By Barani Krishnan
NEW YORK (Reuters) - Crude prices came under renewed selling pressure Monday after OPEC said it would not cut oil output despite fears of a glut, and a UAE official opposed holding an emergency meeting of the producer group to fix prices.
Benchmark Brent oil fell to nearly $60 a barrel while U.S. crude appeared to have $55 as its next major test, extending last week's rout that wiped out about $8, or more than 10 percent, off both markets.
"You have all these OPEC officials reiterating they are not going to cut production, so you are seeing selling into the rallies," said Phil Flynn, analyst at Price Futures Group in Chicago.
Abdullah al-Badri, secretary-general of the Organization of the Petroleum Exporting Countries, said the group could ride out an oil price slump since June of nearly 50 percent without amending production. Influenced by top exporter Saudi Arabia, OPEC decided last month that cutting output meant losing its market share.
Suhail Bin Mohammed al-Mazroui, oil minister of the United Arab Emirates, later said there was no need for an emergency OPEC meeting to help support prices.

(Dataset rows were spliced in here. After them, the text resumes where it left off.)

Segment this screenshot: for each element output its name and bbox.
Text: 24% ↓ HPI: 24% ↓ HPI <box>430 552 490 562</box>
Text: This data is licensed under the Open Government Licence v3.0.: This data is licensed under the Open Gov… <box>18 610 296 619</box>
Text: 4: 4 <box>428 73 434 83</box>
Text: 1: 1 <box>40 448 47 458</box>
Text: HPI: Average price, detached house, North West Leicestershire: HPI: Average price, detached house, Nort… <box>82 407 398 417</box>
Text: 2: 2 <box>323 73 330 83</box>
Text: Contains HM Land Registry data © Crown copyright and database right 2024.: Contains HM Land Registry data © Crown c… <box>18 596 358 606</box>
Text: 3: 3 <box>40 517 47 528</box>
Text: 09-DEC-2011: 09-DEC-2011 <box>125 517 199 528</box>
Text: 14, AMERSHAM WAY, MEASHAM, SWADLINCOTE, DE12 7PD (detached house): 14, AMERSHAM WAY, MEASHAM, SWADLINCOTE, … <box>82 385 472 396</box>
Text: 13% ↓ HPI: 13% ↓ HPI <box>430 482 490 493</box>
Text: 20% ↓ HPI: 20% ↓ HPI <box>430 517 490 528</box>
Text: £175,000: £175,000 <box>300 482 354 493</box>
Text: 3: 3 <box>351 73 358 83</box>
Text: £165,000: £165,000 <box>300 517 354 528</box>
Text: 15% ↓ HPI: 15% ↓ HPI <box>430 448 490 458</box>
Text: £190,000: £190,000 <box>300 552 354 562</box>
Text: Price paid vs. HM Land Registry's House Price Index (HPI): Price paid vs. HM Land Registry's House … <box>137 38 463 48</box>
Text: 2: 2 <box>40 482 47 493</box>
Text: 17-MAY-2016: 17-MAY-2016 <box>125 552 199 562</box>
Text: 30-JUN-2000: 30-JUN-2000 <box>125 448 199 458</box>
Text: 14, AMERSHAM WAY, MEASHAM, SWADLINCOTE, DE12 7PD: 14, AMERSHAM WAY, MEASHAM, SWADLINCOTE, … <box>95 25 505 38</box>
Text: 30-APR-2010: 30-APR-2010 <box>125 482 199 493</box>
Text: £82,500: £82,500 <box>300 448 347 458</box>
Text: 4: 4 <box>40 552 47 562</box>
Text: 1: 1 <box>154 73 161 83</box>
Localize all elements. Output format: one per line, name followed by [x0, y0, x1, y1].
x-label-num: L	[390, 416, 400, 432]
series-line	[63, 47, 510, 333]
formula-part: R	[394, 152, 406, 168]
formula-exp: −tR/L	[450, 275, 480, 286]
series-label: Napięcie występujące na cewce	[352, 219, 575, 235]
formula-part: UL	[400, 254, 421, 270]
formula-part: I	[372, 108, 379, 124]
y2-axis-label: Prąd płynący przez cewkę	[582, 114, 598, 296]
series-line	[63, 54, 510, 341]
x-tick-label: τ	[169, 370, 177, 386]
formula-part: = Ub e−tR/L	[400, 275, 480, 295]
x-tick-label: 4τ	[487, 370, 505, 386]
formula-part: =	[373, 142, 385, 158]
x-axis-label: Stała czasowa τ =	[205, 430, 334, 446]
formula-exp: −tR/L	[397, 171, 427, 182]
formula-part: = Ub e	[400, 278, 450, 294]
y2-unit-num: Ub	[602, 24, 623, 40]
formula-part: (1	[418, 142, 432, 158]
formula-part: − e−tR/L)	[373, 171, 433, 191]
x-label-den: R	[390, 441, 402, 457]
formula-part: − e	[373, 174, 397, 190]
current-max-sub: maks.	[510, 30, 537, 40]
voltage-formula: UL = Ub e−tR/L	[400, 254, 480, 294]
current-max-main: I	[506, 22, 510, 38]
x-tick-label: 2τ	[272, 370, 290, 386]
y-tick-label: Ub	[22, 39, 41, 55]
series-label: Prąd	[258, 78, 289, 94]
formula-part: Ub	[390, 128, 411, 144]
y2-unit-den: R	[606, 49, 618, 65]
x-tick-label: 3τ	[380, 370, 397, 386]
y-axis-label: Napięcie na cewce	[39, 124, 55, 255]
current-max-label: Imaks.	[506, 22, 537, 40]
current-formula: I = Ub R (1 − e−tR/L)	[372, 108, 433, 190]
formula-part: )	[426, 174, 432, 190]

Venezuela and Algeria, which need higher oil prices for their economies, were among OPEC members that had hinted at an emergency meeting after last month's Vienna summit that did not agree on output cuts. OPEC's next meeting is in June 2015.
Oil was up initially early on Monday on news that Libya's two biggest oil ports had shut due to fighting between armed factions allied to the country's two rival governments.
Loading delays for January cargoes of North Sea Forties crude due to lower-than-expected output had also supported the market. The North Sea Forties sets prices for Brent.
The Buzzard oilfield in the UK North Sea, the largest contributor to the Forties crude stream, has had a new production glitch, a trade source said on Monday.
An hour ahead of the close, U.S. crude was down $1.45 at $56.36 a barrel. It had plumbed a new May 2009 low of $55.87 after rallying earlier to $58.37.
Brent was down 65 cents at $61.20. It had risen as much as $1.40 earlier to $63.25 after a session low at $60.28, a bottom since July 2009.
The disparity in their drop extended Brent's premium versus U.S. crude to a near one month-high of almost $5.
Traders said Brent's losses were capped by the North Sea Forties and Libyan situations. The spread between its front-month January and nearby February also narrowed, to 16 cents a barrel from Friday's 30 cents.
U.S. crude sold off more sharply on concerns of another sharply weekly build in the United States.